5. Science Fiction Double Feature

Sounds weird to say that a neighborhood-constrained horror story is also science fiction, but I wanted something cosmic because I needed to rationalize the world somewhat and because many of the classic monsters had that same thin science fiction veneer: The Invisible Man, the Creature from the Black Lagoon, Frankenstein, the Blob.

6. Dragging My Kids Into It
The sisters Noelle (Noe) and Lenore (Len) bear the middle names of my two oldest daughters. I told them that I did it in honor of them, but really I wanted to have a pair of sisters nicknamed Noe and Nor in the book. Unfortunately, my editors and friends who read early versions of the manuscript found the names a little confusing in practice, so I ditched the idea for Noe and Len.

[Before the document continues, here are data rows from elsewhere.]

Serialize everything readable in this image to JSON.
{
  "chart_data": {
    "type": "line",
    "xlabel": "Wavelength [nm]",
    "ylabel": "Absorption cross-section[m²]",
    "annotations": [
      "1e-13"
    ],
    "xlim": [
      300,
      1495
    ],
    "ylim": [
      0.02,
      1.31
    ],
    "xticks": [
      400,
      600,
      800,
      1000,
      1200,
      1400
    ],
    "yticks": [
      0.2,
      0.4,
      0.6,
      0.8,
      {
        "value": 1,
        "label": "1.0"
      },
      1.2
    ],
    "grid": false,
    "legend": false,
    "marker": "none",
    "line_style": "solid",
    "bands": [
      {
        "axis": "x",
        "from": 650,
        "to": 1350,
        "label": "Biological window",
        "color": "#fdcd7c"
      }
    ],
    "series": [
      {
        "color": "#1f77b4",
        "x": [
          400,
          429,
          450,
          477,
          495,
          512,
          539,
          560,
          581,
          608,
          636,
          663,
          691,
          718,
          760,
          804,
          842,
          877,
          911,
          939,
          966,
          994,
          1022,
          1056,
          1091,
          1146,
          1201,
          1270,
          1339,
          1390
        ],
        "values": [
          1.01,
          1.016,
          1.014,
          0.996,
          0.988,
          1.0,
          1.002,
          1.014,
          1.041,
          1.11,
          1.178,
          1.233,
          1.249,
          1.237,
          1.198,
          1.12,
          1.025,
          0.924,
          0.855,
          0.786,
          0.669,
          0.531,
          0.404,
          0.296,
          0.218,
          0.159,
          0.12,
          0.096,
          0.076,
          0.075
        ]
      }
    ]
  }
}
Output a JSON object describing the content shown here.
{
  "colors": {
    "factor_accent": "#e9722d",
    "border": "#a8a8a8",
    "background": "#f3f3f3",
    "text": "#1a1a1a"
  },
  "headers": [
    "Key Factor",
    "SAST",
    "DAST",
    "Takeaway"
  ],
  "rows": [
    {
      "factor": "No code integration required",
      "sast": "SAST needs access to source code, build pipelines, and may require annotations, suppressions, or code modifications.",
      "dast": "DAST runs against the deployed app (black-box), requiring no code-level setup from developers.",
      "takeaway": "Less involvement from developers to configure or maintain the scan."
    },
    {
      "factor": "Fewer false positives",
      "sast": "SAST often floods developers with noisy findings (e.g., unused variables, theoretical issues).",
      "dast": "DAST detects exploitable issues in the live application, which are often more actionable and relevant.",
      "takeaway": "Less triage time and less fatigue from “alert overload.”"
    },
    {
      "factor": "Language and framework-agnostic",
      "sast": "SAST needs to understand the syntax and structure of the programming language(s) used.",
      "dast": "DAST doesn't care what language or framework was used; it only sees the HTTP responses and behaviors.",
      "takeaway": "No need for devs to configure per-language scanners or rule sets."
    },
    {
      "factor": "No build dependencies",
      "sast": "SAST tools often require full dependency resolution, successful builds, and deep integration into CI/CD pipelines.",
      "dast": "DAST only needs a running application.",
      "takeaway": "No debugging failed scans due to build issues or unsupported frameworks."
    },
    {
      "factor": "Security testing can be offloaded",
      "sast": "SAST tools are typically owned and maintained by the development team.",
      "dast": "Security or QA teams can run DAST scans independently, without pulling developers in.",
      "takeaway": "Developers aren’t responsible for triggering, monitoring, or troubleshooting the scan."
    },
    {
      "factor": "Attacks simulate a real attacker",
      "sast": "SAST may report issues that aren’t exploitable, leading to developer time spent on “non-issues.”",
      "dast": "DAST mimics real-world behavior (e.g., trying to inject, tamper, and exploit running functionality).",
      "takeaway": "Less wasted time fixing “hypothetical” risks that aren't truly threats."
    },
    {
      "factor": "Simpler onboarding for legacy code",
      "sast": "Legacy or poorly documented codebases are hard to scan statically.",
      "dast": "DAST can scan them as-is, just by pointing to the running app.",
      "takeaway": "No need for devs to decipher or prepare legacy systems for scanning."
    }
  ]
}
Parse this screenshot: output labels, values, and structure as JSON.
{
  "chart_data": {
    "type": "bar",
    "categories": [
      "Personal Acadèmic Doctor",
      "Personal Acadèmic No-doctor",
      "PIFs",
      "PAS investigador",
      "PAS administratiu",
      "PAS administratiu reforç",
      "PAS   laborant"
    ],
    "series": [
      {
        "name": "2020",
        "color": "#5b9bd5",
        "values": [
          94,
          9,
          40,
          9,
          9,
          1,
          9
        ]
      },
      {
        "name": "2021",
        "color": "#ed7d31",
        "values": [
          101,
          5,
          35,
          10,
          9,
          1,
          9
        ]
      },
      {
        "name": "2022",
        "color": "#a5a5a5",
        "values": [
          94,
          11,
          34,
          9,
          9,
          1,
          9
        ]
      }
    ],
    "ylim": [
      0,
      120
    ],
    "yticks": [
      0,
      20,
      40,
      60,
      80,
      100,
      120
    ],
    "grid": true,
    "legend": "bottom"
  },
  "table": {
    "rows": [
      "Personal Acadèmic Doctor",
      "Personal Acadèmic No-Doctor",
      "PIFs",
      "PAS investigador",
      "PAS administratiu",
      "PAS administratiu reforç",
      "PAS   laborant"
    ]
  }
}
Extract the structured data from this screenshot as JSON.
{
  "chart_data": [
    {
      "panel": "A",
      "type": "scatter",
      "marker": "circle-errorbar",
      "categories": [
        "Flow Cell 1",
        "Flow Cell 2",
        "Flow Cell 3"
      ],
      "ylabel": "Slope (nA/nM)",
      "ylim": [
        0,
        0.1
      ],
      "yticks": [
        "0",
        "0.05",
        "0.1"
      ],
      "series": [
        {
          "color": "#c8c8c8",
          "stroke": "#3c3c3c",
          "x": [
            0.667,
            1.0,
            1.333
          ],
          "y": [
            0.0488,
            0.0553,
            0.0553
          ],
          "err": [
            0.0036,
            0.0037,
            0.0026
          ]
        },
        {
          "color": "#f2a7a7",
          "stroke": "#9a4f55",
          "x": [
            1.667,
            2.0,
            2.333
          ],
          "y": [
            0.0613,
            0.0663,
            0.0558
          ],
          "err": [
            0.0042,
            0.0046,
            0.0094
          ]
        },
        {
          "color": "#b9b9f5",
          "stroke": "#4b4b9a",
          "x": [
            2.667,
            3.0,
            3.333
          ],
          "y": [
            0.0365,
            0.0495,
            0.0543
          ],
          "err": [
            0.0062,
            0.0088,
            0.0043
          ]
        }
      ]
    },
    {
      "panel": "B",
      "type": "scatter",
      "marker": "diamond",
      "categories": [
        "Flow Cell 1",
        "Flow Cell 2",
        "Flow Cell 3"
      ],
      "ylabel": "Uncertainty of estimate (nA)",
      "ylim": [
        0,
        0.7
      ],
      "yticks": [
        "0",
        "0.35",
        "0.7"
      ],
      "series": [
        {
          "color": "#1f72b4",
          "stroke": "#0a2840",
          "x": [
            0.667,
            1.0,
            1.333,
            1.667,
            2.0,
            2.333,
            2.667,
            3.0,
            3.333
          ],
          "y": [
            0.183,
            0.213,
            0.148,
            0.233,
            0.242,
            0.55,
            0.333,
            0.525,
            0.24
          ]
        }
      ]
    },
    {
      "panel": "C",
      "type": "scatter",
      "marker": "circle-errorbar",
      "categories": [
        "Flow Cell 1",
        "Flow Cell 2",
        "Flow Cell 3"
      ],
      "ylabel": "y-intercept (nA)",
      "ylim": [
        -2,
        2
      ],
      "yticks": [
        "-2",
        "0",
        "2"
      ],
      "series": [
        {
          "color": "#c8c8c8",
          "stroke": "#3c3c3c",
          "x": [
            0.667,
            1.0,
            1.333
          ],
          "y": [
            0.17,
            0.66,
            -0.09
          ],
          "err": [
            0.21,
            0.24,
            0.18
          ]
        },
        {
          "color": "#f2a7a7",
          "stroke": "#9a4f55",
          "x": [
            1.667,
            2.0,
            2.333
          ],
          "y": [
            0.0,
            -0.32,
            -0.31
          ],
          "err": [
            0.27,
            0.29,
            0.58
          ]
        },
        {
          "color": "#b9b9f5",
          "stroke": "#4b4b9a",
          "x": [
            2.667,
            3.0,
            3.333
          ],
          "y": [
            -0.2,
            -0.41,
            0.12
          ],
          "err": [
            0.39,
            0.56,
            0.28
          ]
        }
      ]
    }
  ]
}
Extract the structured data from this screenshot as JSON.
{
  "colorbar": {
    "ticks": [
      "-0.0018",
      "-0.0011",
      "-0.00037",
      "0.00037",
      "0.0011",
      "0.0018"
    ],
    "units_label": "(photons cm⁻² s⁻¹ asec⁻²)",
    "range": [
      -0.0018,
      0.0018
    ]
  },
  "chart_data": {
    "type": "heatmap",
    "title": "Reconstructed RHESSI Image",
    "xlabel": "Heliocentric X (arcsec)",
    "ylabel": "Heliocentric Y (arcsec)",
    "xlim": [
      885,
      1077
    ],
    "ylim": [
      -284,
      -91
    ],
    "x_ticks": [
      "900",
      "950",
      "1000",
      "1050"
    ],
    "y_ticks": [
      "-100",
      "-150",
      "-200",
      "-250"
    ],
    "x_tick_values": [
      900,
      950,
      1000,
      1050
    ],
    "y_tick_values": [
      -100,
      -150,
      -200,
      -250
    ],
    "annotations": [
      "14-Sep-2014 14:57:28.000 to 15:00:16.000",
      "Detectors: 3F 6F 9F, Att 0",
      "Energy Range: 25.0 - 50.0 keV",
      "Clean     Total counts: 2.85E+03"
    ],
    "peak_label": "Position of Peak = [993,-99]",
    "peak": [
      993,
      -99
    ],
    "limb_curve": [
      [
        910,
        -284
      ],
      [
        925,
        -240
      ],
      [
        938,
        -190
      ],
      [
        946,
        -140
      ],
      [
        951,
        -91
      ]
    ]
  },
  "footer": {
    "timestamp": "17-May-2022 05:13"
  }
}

7. What Comes Next Will Truly Horrify You
The Smashed Man of Dread End was part of a two-book deal with HarperCollins. The second book in the deal is not a sequel, but a standalone middle-grade horror novel called The Black Slide. It’ll come out next year, but look for a cover reveal next month (it’s my favorite cover of any book of mine).

8. Sequelitis
Even though my next kids horror novel is not a sequel, I do have a complete story in my head for a sequel to The Smashed Man of Dread End. It would be called The Thing from the Stuck Place, and I’d only be able to do it if The Smashed Man does really well.

9. Under Cover
There’s an easter egg on the book jacket. Let me know if you find it.

10. Another Flat Monster
I was about a quarter of the way through writing the book (under the title The Flat Man of Dread End) when I discovered that my monster had an antecedent. In 1988, British children’s author Rose Impey put out a short picture book called The Flat Man, in which a flat monster slides into a kids room under the window sill, and is then quickly balled up and thrown out the window by the kid. It has some terrifying imagery in it despite her softening it for a younger audience. I immediately changed the name of my monster to the Smashed Man. Turns out, the name change unlocked a lot of the story for me. And then I named a special character after Impey.